Sheet 3.1: Gradient descent by hand#

Author: Michael Franke

This short notebook will optimize a parameter with gradient descent without using PyTorch’s optimizer. The purpose of this is to demonstrate how vanilla GD works under the hood. We use the previous example of finding the MLE for a Gaussian mean.

Packages#

We will need the usual packages.

import torch
import warnings
warnings.filterwarnings('ignore')

Training data#

The training data are `nObs` samples from a standard normal.

nObs           = 10000
trueLocation   = 0 # mean of a normal
trueDist       = torch.distributions.Normal(loc=trueLocation, scale=1.0)
trainData      = trueDist.sample([nObs])
empirical_mean = torch.mean(trainData)

Training by manual gradient descent#

We will actually train two parameters on the same data in parallel. `location` will be updated by hand; `location2` will be updated with PyTorch’s `SGD` optimizer. We will use the same learning rate for both.

location       = torch.tensor(1.0, requires_grad=True)
location2      = torch.tensor(1.0, requires_grad=True)
learningRate   = 0.00001
nTrainingSteps = 100
opt = torch.optim.SGD([location2], lr = learningRate)

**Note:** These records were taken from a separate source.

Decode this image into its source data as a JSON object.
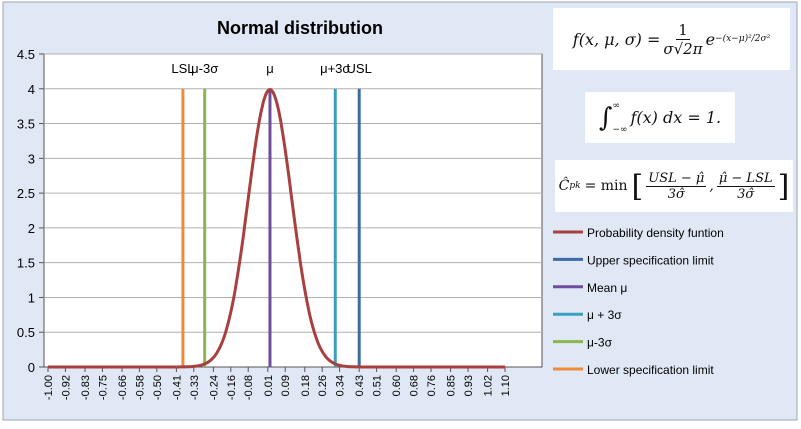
{
  "chart_data": {
    "type": "line",
    "title": "Normal distribution",
    "xlabel": "",
    "ylabel": "",
    "ylim": [
      0,
      4.5
    ],
    "xlim": [
      -1.0,
      1.1
    ],
    "y_ticks": [
      "0",
      "0.5",
      "1",
      "1.5",
      "2",
      "2.5",
      "3",
      "3.5",
      "4",
      "4.5"
    ],
    "x_ticks": [
      "-1.00",
      "-0.92",
      "-0.83",
      "-0.75",
      "-0.66",
      "-0.58",
      "-0.50",
      "-0.41",
      "-0.33",
      "-0.24",
      "-0.16",
      "-0.08",
      "0.01",
      "0.09",
      "0.18",
      "0.26",
      "0.34",
      "0.43",
      "0.51",
      "0.60",
      "0.68",
      "0.76",
      "0.85",
      "0.93",
      "1.02",
      "1.10"
    ],
    "grid": "horizontal",
    "legend_position": "right",
    "pdf": {
      "mean": 0.02,
      "sigma": 0.1
    },
    "series": [
      {
        "name": "Probability density funtion",
        "kind": "curve",
        "color": "#a9403f"
      },
      {
        "name": "Upper specification limit",
        "kind": "vline",
        "x": 0.43,
        "height": 4,
        "label": "USL",
        "color": "#3c6aa3"
      },
      {
        "name": "Mean μ",
        "kind": "vline",
        "x": 0.02,
        "height": 4,
        "label": "μ",
        "color": "#6e4d9a"
      },
      {
        "name": "μ + 3σ",
        "kind": "vline",
        "x": 0.32,
        "height": 4,
        "label": "μ+3σ",
        "color": "#3aa0bd"
      },
      {
        "name": "μ-3σ",
        "kind": "vline",
        "x": -0.28,
        "height": 4,
        "label": "μ-3σ",
        "color": "#8cb550"
      },
      {
        "name": "Lower specification limit",
        "kind": "vline",
        "x": -0.38,
        "height": 4,
        "label": "LSL",
        "color": "#ee8a3a"
      }
    ]
  },
  "equations": {
    "pdf_lhs": "f(x, μ, σ) =",
    "pdf_num": "1",
    "pdf_den": "σ√2π",
    "pdf_exp": "e",
    "pdf_exp_sup": "−(x−μ)²/2σ²",
    "integral": "∫",
    "integral_upper": "∞",
    "integral_lower": "−∞",
    "integral_body": "f(x) dx = 1.",
    "cpk_lhs": "Ĉ",
    "cpk_sub": "pk",
    "cpk_eq": "= min",
    "cpk_num1": "USL − μ̂",
    "cpk_den1": "3σ̂",
    "cpk_num2": "μ̂ − LSL",
    "cpk_den2": "3σ̂"
  },
  "colors": {
    "background": "#dfe8f4",
    "plot": "#ffffff",
    "grid": "#b0b0b0"
  }
}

The training loop here first updates by hand, then using the built-in`SGD`. Every 5 rounds we output the current value of `location` and `location2`, as well as the difference between them.

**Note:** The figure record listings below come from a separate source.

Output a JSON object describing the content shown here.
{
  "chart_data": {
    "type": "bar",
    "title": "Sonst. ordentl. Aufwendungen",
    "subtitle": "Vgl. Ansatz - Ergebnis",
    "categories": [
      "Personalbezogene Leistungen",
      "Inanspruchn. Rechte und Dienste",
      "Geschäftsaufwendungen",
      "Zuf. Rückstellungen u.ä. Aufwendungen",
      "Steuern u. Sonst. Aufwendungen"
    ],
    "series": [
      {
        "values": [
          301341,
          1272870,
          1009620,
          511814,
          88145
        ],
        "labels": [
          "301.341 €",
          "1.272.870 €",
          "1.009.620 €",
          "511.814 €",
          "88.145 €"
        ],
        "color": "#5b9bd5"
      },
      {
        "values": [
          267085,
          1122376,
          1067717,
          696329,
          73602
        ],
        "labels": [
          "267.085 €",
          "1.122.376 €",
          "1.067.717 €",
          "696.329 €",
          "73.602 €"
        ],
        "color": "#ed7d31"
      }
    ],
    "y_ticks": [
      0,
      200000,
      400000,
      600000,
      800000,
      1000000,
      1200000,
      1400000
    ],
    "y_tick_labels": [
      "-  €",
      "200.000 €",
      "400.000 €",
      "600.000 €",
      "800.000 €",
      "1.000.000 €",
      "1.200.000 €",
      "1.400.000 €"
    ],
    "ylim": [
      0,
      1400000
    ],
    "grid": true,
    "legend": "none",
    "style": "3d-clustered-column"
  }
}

But, oh no! What’s this? There must be a bunch of mistakes in this code! See Exercise below.

print('\n%5s %15s %15s %15s' %
      ("step", "estimate", "estimate2", "difference") )

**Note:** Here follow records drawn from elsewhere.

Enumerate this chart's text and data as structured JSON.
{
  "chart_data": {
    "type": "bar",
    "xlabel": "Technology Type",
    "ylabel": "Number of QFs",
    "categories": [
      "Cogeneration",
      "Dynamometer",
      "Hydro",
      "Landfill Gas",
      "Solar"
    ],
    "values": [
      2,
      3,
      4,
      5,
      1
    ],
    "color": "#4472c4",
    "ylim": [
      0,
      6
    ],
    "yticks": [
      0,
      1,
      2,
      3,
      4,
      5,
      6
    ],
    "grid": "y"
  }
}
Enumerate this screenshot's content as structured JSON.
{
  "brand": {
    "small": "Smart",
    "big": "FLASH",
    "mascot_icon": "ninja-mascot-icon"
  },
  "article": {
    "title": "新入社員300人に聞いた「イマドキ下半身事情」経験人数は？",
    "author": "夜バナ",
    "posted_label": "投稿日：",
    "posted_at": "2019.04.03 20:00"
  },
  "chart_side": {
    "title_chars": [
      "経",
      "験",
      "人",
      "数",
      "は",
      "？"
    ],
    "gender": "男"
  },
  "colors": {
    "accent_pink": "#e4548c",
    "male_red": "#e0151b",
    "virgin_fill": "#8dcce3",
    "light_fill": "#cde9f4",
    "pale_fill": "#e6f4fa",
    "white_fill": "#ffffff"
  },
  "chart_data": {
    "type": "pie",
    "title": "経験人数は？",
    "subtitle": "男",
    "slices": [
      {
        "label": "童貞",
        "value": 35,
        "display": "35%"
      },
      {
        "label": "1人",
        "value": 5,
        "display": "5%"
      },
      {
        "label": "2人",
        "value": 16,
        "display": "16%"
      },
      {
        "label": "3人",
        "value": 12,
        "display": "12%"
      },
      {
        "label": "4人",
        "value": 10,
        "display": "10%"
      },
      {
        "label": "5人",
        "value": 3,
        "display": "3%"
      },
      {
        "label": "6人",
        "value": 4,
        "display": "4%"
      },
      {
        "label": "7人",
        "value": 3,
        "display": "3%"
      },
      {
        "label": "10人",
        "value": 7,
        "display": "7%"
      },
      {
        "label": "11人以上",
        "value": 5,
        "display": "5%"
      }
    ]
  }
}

for i in range(nTrainingSteps):

    # manual computation
    prediction = torch.distributions.Normal(loc=location, scale=1.0)
    loss       = -torch.sum(prediction.log_prob(trainData))
    loss.backward()
    with torch.no_grad():
        # we must embedd this under 'torch.no_grad()' b/c we
        # do not want this update state to affect the gradients
        location  -= learningRate * location.grad
    location.grad = torch.tensor(1.0)

    # using PyTorch optimizer
    prediction2 = torch.distributions.Normal(loc=location2, scale=1.0)
    loss2       = -torch.sum(prediction2.log_prob(trainData-1))
    loss2.backward()
    opt.step()
    opt.zero_grad()

    # print output
    if (i+1) % 5 == 0:
        print('\n%5s %-2.14f %-2.14f %2.14f' %
              (i + 1, location.item(), location2.item(),
               location.item() - location2.item()) )
#+begin_example

 step        estimate       estimate2      difference

    5 0.00685740495101 -0.99302691221237 0.99988431716338

   10 0.00685102678835 -0.99303966760635 0.99989069439471

   15 0.00684725819156 -0.99304723739624 0.99989449558780

   20 0.00684503605589 -0.99305170774460 0.99989674380049

   25 0.00684372335672 -0.99305438995361 0.99989811331034

   30 0.00684294663370 -0.99305593967438 0.99989888630807

   35 0.00684248795733 -0.99305683374405 0.99989932170138

   40 0.00684221973643 -0.99305737018585 0.99989958992228

   45 0.00684205908328 -0.99305766820908 0.99989972729236

   50 0.00684196501970 -0.99305790662766 0.99989987164736

   55 0.00684191146865 -0.99305790662766 0.99989981809631

   60 0.00684187747538 -0.99305790662766 0.99989978410304

   65 0.00684185326099 -0.99305790662766 0.99989975988865

   70 0.00684183789417 -0.99305790662766 0.99989974452183

   75 0.00684183835983 -0.99305790662766 0.99989974498749

   80 0.00684183696285 -0.99305790662766 0.99989974359050

   85 0.00684183742851 -0.99305790662766 0.99989974405617

   90 0.00684183789417 -0.99305790662766 0.99989974452183

   95 0.00684183835983 -0.99305790662766 0.99989974498749

  100 0.00684183696285 -0.99305790662766 0.99989974359050
#+end_example

Exercise 3.1.1: Understand vanilla gradient descent

Find and correct all mistakes in this code block. When you are done, the parameters should show no difference at any update step, and they should both converge to the empirical mean.